24 de fevereiro de 2016 | N° 18455
DAVID COIMBRA
X
Sei que as pessoas andam preocupadas com Lula e as coisas que ele jura não ter, como sítios, celulares e apartamentos, ou com FHC e as coisas que ele admite ter, como amantes e filhos outrora clandestinos, ou com Sartori, que parece não ligar para nada nem ninguém, ou com Dilma e suas mosquitas e mandiocas, sei disso, mas a notícia de que mais gostei, na semana, foi a do ex-Menudo que agora faz xis em Porto Alegre.
Roy, o nome do rapaz. Muito simpático. Foi ao estúdio da Gaúcha e o entrevistamos no Timeline.
Ele é leve e bem-humorado, como soem ser os porto-riquenhos. Dá a impressão de estar satisfeito com a vida. Fez bom sucesso no passado e casou-se com uma miss, que conheceu e conquistou pelo Facebook.
Depois que a matéria sobre ele saiu no Diário Gaúcho, seu xis virou uma espécie de ponto turístico. No fim de semana, não havia mais pão, não havia mais temperos, não havia mais nada para vender.
O nome do xis do ex-Menudo e da ex-miss é Tribom. Sugeri que trocasse para “Não xis reprima”, em homenagem ao maior hit dos Menudos.
O fato de ele agora vender xis em Porto Alegre é emblemático. O xis é uma das poucas criações da culinária porto-alegrense. O xis e o sanduíche aberto, e talvez nada mais.
O xis, aportuguesamento de cheese, é a demonstração do nosso gosto pela abundância. Porque, afinal, esse tipo de prato nasceu do minimalismo, da simplicidade e, sobretudo, da praticidade.
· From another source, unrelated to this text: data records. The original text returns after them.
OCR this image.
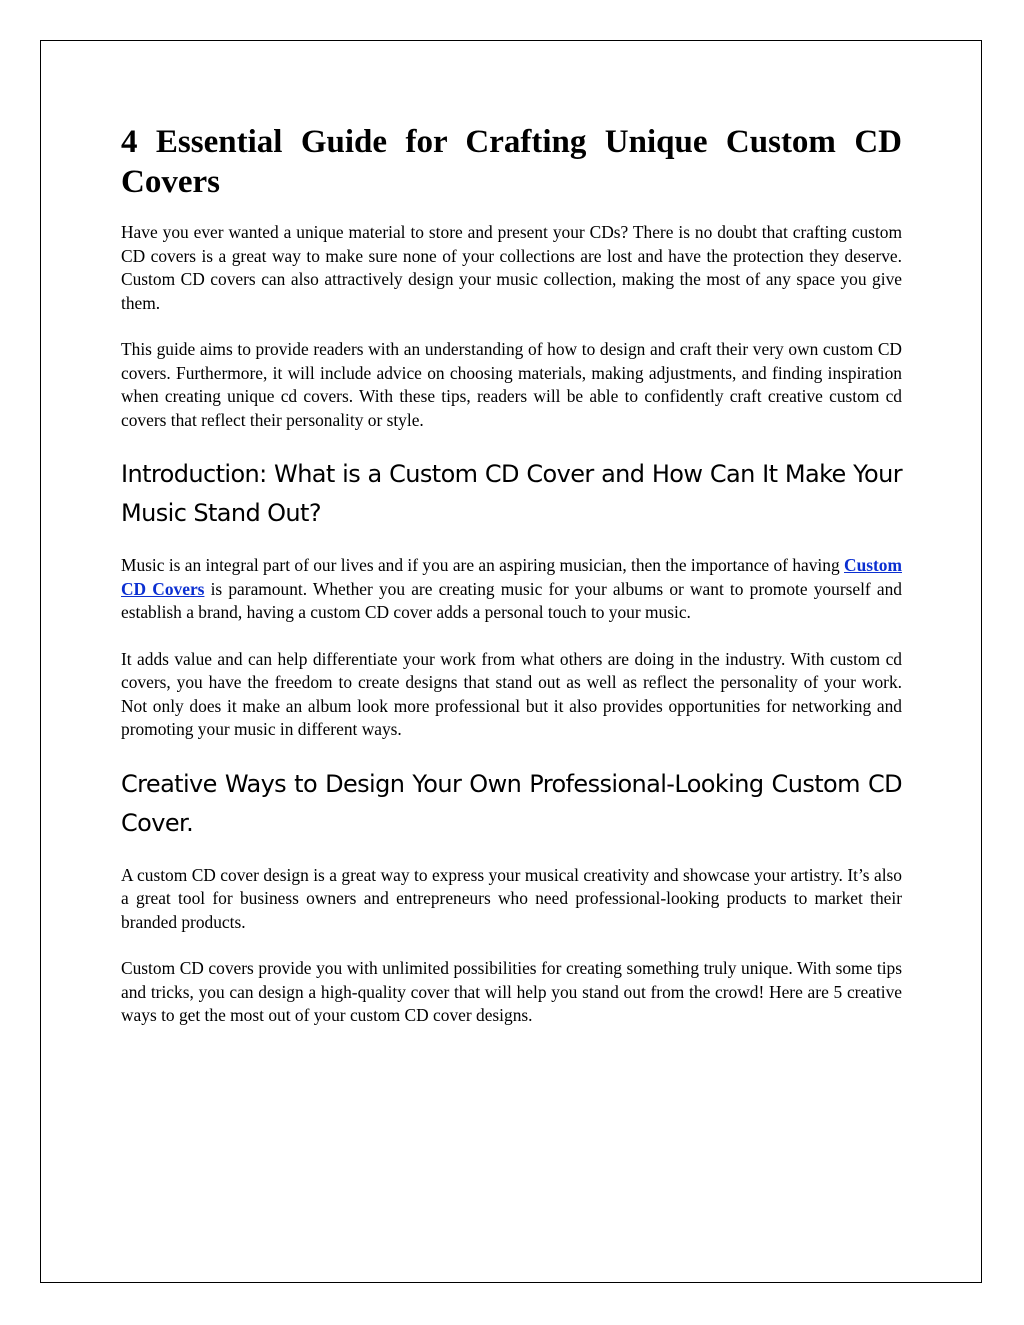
4 Essential Guide for Crafting Unique Custom CD Covers

Have you ever wanted a unique material to store and present your CDs? There is no doubt that crafting custom CD covers is a great way to make sure none of your collections are lost and have the protection they deserve. Custom CD covers can also attractively design your music collection, making the most of any space you give them.

This guide aims to provide readers with an understanding of how to design and craft their very own custom CD covers. Furthermore, it will include advice on choosing materials, making adjustments, and finding inspiration when creating unique cd covers. With these tips, readers will be able to confidently craft creative custom cd covers that reflect their personality or style.

Introduction: What is a Custom CD Cover and How Can It Make Your Music Stand Out?

Music is an integral part of our lives and if you are an aspiring musician, then the importance of having Custom CD Covers is paramount. Whether you are creating music for your albums or want to promote yourself and establish a brand, having a custom CD cover adds a personal touch to your music.

It adds value and can help differentiate your work from what others are doing in the industry. With custom cd covers, you have the freedom to create designs that stand out as well as reflect the personality of your work. Not only does it make an album look more professional but it also provides opportunities for networking and promoting your music in different ways.

Creative Ways to Design Your Own Professional-Looking Custom CD Cover.

A custom CD cover design is a great way to express your musical creativity and showcase your artistry. It’s also a great tool for business owners and entrepreneurs who need professional-looking products to market their branded products.

Custom CD covers provide you with unlimited possibilities for creating something truly unique. With some tips and tricks, you can design a high-quality cover that will help you stand out from the crowd! Here are 5 creative ways to get the most out of your custom CD cover designs.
No século 18, Lord Sandwich, refinado conde inglês, não queria abandonar a mesa de carteado para fazer refeições. Assim, pedia aos serviçais que cortassem duas fatias de pão e colocassem, entre elas, um bife. O prato lhe era levado à mesa de jogo, onde Sandwich comia sem despegar os olhos da sua mão de cartas.
De Sandwich, portanto, nasceu o sanduíche, avô de todos os correlatos, como os hambúrgueres, os baurus, os cheesbúrgueres e o nosso xis, que um dia até foi cheesbúrger, hoje não mais, tanto que existe o xis-queijo.
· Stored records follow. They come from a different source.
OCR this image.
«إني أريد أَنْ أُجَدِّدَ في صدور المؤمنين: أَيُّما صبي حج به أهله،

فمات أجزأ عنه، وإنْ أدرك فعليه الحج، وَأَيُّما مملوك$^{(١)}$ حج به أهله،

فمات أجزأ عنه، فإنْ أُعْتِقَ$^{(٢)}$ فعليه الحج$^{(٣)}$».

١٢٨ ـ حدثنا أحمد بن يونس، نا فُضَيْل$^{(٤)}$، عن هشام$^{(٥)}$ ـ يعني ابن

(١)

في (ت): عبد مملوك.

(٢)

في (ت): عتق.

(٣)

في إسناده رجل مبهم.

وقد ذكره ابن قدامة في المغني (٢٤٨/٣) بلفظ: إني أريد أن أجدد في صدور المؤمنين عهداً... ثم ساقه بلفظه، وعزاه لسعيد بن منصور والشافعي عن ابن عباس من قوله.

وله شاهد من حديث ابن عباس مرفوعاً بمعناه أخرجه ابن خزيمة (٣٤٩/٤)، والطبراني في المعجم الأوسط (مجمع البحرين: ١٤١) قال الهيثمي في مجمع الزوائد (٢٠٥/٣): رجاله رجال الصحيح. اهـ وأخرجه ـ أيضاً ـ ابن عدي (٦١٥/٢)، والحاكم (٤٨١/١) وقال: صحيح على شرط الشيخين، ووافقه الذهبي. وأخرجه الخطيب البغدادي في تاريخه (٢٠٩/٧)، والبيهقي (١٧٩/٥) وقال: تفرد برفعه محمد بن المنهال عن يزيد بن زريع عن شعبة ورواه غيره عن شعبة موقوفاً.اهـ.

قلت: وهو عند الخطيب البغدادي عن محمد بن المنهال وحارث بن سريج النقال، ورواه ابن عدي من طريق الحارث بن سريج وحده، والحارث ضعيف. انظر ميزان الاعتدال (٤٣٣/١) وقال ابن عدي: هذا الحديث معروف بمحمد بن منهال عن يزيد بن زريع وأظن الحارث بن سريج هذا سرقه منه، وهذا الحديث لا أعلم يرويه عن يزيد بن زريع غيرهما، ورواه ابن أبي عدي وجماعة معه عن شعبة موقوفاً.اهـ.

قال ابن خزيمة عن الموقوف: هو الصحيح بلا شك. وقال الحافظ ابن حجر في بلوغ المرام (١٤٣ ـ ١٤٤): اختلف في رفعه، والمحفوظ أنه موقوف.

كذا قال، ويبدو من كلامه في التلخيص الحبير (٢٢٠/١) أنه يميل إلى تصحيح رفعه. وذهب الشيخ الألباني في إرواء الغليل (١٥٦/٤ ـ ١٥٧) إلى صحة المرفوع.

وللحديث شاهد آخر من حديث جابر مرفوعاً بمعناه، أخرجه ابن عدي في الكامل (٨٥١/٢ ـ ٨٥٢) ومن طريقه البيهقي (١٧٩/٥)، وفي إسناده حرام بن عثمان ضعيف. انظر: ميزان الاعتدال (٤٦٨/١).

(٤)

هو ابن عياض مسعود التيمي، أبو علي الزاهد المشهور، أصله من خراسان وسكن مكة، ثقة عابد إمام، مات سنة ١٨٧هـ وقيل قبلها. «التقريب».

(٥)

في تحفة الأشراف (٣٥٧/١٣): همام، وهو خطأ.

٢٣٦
Tenho um amigo, hoje rico empresário, que começou com um trailer de xis. Ele se orgulha de conseguir quebrar seis ovos de uma única vez. Aí está algo que eu gostaria de saber fazer, além de tocar violão, dançar tango e assobiar com os dedos na boca. Quebrar um só ovo já exige certa técnica. Sempre fica uma lasquinha, quando vou fazer scrambles. Um homem que faz xis tem esse handicap.
O certo é que não damos a devida atenção à nossa relação com o xis, que é coisa tão nossa. Ninguém contou a história do pioneiro dos xises, o xis-galinha. Ninguém jamais notou que o xis-coração é algo que só vigora no Rio Grande do Sul, e que basta a menção dessa iguaria para causar espanto e até espécie nos estrangeiros.
E, o mais espantoso, nenhum desses milhares de graduandos, pós-graduandos e doutorandos teceu tese sobre a prova máxima de nossa grandiloquência, de nosso desassombro, do nosso caráter definitivo e afirmativo: o Xis-Tudo. Em que outro lugar do mundo alguém pararia em frente a um balcão e ordenaria:
– Me dá um xis-tudo!
Que abertura para a existência haverá de possuir uma população que come algo que tem tudo.
E em que outro lugar do mundo você sentaria na sua cadeirinha de plástico, pediria uma cerveja gelada e um xis-strogonoff, e, em seguida, ao lançar um olhar distraído pelo ambiente, assistiria a um Menudo dançando rumba atrás da chapa, enquanto frita o bacon? Por fim, depois dessa alegre surpresa, em que lugar do mundo você receberia seu xis das mãos de uma miss, talvez com faixa e tudo?
E você só queria comer um xis...
Dilma? Lula? Sartori? Não, não. Pode haver encanto em cantos inesperados do mundo.